徒然草「高名の木登りといひしをのこ・・・」

7月3日(火)のサッカーワールドカップののベルギー戦は 多くの日本人が熱狂的に観たと思いますが、私もその一人です。二点先行で 同点にされ、ロスタイム12秒に逆転されて、思わず天を仰ぎました。

試合後のインタビューで西野朗監督が「何が足らないのでしょうか」とうめくように発した言葉が印象的でした。

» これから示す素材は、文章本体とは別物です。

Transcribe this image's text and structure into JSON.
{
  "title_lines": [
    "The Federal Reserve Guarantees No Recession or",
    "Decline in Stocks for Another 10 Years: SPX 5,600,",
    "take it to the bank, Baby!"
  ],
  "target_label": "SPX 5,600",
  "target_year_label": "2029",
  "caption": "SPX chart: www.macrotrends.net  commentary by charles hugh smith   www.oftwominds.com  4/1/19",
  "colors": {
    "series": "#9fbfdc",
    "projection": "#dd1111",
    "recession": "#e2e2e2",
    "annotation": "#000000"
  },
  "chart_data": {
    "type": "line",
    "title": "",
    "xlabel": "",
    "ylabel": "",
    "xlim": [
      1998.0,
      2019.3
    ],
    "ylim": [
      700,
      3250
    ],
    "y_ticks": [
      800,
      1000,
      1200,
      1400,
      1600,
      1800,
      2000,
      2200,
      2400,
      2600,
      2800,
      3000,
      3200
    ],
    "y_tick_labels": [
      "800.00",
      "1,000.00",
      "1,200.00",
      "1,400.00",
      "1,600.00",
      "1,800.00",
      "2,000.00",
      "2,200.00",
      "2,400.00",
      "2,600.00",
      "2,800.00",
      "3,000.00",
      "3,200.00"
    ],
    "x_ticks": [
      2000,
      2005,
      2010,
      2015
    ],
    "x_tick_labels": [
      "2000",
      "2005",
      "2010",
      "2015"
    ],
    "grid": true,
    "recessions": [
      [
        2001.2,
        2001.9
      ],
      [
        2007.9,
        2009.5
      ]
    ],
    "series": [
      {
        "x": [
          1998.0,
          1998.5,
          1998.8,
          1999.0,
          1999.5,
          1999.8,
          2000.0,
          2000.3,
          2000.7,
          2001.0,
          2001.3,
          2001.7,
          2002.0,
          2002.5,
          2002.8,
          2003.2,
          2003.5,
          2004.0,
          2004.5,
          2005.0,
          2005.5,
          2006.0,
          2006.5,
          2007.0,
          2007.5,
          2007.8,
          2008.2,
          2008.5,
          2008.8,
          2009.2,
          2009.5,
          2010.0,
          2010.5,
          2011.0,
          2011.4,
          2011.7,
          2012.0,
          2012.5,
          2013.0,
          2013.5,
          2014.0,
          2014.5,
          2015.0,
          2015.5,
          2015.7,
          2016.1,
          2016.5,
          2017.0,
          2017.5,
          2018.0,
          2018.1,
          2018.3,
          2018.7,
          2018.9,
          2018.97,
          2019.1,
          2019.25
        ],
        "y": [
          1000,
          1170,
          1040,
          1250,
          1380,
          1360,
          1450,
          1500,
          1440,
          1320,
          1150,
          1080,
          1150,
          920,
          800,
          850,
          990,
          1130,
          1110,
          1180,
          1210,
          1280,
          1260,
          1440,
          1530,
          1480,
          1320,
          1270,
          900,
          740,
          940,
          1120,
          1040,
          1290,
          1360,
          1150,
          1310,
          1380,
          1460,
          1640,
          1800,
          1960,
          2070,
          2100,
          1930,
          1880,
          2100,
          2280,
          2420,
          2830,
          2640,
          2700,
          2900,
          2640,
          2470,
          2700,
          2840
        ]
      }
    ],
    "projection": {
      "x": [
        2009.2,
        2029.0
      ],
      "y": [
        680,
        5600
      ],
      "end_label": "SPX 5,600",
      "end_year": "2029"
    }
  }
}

私の脳裏に咄嗟に浮かんだのが、徒然草「高名の木登りといひしをのこ・・・」です。

この徒然草の一節は 中学3年生の国語の時間に教えて貰ったものですが、妙にこの部分だけは鮮明に覚えていて、非常時にも 作品を書く詰めの時も「高名の木登りといひしをのこ<男>・・・」と唱えながら大事な場面で 対応している自分がいます。

原文は文語体ですから、解りにくいですが、木登り名人が 人を指図して、てっぺんの枝を伐る作業をしているのですが、高い危ない所では 何も言わず、下の方に降りて来てから「気を付けろ」と注意する。

吉田兼好が「なぜか?」と問うている場面です。

 

少年時代の私達子供は 屋敷の大木に登って遊んでいました。この部分を自分流に解釈して「足が届きそうな位置にきても、確実に足が地面に着いてから手を放す」ことを学びました。

「最後の最後まで 神経の糸を張り、あらゆる場面を想定して一段落するまで手を抜かない」子供の時から現代まで一貫して持ち続けている私の金科玉条です。